Some might argue Tupac knew death was knocking at his door. He talked about it and rapped about it as if it were imminent. That didn’t make his passing in 1996 at age 25 any easier on his fans.

The controversial rap star meant more to hip-hop than most emcees. He was political, outspoken and proved to be a conscious leader when he wasn’t embroiled in beef.

Dr. Fred Johnson, Associate Professor of History at Hope College, and Tayannah McQuillar, author of When Rap Music Had a Conscience, chronicle the life of this American hero, from his rough-and-tumble childhood to his phenomenal fame and, ultimately, to the gangsta-style drive-by in Las Vegas that took his life.

There are so many high and low points in Tupac’s life that make him fascinating, which are hinted at in the book’s chapter titles: Nonviolence Is a Dead Philosophy, Baltimore School for the Arts, Jada and John, Shock G, Interscope, T.H.U.G. L.I.F.E., Poetic Justice, Puffy, Biggie, Above the Rim, A Shooting in Atlanta, Me Against the World, The Shogun of Death Row, Inmate No. 95-A-1140, Piggie and Buffy, The Second Shooting, The Notorious P.I.S.S.E.D., The Third Shooting, Goodbye.

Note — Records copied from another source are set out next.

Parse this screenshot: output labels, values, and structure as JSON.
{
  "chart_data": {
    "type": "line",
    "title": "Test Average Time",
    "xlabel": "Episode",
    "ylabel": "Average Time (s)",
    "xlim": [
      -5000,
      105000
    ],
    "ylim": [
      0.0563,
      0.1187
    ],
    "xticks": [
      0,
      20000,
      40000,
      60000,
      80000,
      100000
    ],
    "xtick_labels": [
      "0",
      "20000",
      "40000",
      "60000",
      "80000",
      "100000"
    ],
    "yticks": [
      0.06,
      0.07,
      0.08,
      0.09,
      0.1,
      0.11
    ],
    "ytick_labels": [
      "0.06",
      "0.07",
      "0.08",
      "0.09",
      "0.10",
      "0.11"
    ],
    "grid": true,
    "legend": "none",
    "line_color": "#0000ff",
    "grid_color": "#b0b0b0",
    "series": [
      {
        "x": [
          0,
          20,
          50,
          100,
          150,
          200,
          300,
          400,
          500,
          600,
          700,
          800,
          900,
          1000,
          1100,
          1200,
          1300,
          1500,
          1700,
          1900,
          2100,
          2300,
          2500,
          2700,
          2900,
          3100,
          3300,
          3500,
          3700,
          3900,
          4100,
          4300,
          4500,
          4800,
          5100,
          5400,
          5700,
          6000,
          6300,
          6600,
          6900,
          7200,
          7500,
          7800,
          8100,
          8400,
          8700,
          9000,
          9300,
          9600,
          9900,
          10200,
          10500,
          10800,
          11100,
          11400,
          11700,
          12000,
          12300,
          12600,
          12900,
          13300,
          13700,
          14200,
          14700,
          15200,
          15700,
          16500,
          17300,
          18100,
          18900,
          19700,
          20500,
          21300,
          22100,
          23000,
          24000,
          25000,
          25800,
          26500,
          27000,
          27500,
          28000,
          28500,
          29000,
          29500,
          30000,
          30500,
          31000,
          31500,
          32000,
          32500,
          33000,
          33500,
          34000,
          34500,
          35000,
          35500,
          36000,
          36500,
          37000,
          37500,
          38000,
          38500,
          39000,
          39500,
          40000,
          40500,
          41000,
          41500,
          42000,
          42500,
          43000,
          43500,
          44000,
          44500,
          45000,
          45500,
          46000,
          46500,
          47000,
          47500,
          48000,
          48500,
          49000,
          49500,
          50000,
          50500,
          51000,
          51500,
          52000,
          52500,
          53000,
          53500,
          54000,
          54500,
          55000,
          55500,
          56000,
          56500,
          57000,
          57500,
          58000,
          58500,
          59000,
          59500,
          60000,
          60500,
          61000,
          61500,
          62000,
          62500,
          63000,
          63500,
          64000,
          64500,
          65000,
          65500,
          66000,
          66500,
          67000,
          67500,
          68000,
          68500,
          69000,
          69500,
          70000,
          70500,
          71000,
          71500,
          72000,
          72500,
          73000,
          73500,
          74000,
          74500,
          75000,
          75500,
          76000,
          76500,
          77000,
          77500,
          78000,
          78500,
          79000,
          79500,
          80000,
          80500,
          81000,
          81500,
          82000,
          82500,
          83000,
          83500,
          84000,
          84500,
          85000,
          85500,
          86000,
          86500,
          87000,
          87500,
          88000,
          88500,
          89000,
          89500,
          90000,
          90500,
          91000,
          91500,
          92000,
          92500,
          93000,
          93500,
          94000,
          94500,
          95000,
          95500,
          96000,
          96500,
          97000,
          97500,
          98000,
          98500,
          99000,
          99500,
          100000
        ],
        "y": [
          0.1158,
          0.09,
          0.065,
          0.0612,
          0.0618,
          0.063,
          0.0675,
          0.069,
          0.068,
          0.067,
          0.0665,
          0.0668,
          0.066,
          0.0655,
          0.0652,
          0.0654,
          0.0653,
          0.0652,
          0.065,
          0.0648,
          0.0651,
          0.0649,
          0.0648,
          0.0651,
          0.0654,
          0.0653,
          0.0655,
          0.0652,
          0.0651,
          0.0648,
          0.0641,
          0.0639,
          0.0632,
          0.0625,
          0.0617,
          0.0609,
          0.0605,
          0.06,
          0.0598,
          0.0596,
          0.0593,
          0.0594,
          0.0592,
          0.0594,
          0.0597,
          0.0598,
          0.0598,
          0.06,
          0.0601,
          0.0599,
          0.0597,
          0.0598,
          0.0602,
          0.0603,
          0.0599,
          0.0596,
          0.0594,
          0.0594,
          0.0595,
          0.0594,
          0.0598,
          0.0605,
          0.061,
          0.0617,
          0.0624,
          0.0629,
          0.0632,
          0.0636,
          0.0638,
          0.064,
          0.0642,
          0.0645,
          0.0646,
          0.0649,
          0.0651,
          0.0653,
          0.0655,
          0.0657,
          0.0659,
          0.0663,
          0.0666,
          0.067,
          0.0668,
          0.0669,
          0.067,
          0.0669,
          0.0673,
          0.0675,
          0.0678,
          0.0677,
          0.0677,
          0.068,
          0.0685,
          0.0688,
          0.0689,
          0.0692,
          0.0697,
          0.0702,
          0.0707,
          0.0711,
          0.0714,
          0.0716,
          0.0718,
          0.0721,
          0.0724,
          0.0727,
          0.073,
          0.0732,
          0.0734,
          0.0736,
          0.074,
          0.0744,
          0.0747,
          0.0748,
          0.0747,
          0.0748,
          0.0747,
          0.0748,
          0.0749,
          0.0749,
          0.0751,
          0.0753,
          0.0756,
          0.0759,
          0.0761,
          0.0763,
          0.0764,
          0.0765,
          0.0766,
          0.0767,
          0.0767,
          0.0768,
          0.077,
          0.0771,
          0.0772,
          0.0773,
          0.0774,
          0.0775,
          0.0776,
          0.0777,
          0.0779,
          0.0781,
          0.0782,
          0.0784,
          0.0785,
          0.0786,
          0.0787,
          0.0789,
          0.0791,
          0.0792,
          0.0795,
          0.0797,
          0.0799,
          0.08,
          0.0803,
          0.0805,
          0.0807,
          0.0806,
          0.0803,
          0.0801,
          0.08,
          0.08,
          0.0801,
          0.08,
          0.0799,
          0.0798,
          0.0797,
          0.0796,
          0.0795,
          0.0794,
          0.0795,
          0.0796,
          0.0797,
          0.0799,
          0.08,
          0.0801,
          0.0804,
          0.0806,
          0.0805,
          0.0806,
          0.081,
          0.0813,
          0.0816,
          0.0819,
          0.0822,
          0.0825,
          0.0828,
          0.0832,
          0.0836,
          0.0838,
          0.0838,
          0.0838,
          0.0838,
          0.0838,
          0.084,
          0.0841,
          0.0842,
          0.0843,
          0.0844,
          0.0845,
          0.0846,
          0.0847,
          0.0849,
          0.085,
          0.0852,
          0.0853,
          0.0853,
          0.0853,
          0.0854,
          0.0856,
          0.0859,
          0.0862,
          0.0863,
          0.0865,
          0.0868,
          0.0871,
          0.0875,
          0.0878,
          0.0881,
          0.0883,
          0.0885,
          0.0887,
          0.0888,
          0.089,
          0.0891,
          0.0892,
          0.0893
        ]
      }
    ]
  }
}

Though he seemed to attract danger and death, his smile seemed to suggest love and life. His on-screen persona was magnetic, as Rolling Stone’s Peter Travers wrote about him in 1992’s Juice. It has been said that director John Singleton wrote the lead of 2001’s Baby Boy for Tupac. At the time of his passing, Tupac was on a cinematic roll: Bullet, Gridlock’d, Gang Related. He had one foot on Hollywood’s red carpet and one foot on heaven’s doorstep. His was a tough part to play; because being the bad guy with a quick tongue made him famous, yet it was also his ultimate downfall.

Since his death, five posthumous albums have been released, scoring a total of eight Top 10 hits. Tupac’s legacy lives on: Read all about it.